Nigerians have decided to make life difficult for multinational companies with questionable oil practices and their business relationships with local partners. Following the failures of ExxonMobil, whose local CEO was the subject of an arrest warrant, Shell is being watched as its bank accounts are blocked by justice.
And I must say that Shell’s misfortunes are accumulating in Nigeria. Indeed, after a series of unfavorable decisions in disputes between residents of the Niger Delta, Aiteo Eastern E&P is discussing an old dispute with a British major. Nigerian justice has allowed Shell to be restricted in its bank accounts. To unlock the situation, he will absolutely have to negotiate with this local oil company owned by Nigerian billionaire Benedict Peters.
It will be recalled that the case concerns a consortium consisting of Shell, Total and Eni, which in 2015 sold its 45% stake in the oil block and the main line Nembe Creek (NCTL) to Aiteo Eastern for $ 2.4 billion.

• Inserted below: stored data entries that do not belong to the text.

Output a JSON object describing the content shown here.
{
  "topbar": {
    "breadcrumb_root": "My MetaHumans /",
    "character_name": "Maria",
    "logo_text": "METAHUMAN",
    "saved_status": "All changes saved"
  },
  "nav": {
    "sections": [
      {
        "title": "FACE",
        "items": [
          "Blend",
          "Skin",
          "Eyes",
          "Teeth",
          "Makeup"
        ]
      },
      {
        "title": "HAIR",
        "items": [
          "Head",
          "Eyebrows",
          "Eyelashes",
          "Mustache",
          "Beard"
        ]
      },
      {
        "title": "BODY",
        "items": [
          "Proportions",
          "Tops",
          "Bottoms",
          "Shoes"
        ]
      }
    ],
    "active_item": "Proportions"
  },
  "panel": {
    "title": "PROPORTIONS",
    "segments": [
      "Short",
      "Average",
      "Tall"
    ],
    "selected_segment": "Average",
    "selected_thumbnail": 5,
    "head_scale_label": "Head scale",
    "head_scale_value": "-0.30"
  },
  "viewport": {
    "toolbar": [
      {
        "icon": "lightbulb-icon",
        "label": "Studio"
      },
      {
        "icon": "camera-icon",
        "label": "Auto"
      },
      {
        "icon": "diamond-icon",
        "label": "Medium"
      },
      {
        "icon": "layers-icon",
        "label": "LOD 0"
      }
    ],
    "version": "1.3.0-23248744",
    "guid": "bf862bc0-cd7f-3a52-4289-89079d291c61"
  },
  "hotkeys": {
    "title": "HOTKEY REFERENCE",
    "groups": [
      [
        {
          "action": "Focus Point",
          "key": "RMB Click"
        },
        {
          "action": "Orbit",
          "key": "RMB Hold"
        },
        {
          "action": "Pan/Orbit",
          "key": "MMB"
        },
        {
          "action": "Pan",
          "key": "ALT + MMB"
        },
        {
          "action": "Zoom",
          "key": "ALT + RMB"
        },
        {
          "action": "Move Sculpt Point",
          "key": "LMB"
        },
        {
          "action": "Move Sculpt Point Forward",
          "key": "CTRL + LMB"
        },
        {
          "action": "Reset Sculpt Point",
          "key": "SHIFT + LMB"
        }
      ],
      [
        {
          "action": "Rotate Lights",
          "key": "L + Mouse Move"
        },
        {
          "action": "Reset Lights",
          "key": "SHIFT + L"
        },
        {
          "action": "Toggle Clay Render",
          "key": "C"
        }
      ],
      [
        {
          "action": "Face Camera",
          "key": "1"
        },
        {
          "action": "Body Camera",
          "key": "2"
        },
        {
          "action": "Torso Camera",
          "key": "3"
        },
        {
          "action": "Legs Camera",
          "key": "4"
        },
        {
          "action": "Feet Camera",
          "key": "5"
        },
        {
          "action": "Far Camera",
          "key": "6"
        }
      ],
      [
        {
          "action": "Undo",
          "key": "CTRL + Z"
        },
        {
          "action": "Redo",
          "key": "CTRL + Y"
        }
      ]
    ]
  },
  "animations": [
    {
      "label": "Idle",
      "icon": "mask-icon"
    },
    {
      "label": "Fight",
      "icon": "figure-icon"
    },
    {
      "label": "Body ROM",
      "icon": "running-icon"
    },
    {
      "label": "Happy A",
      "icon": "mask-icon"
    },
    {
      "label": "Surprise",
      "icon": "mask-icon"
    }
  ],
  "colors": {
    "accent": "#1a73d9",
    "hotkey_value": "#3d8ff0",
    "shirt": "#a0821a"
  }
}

Except that Shell was not very honest about the information provided to the buyer during the transaction. For example, the pipelines were in an indescribable state of disrepair. Thus, they subjected oil to constant population selection. Eventually, this situation led to a significant deficit, which prevented the repayment of loans taken to purchase this unit.
However, Aiteo received $ 1.5 billion for this acquisition. She then appealed to justice to claim damages from Shell for up to $ 9 billion, appointed solely responsible for the revaluation and damages. The court has now asked Shell to fund at least $ 2.8 billion, otherwise it will not be able to access its accounts.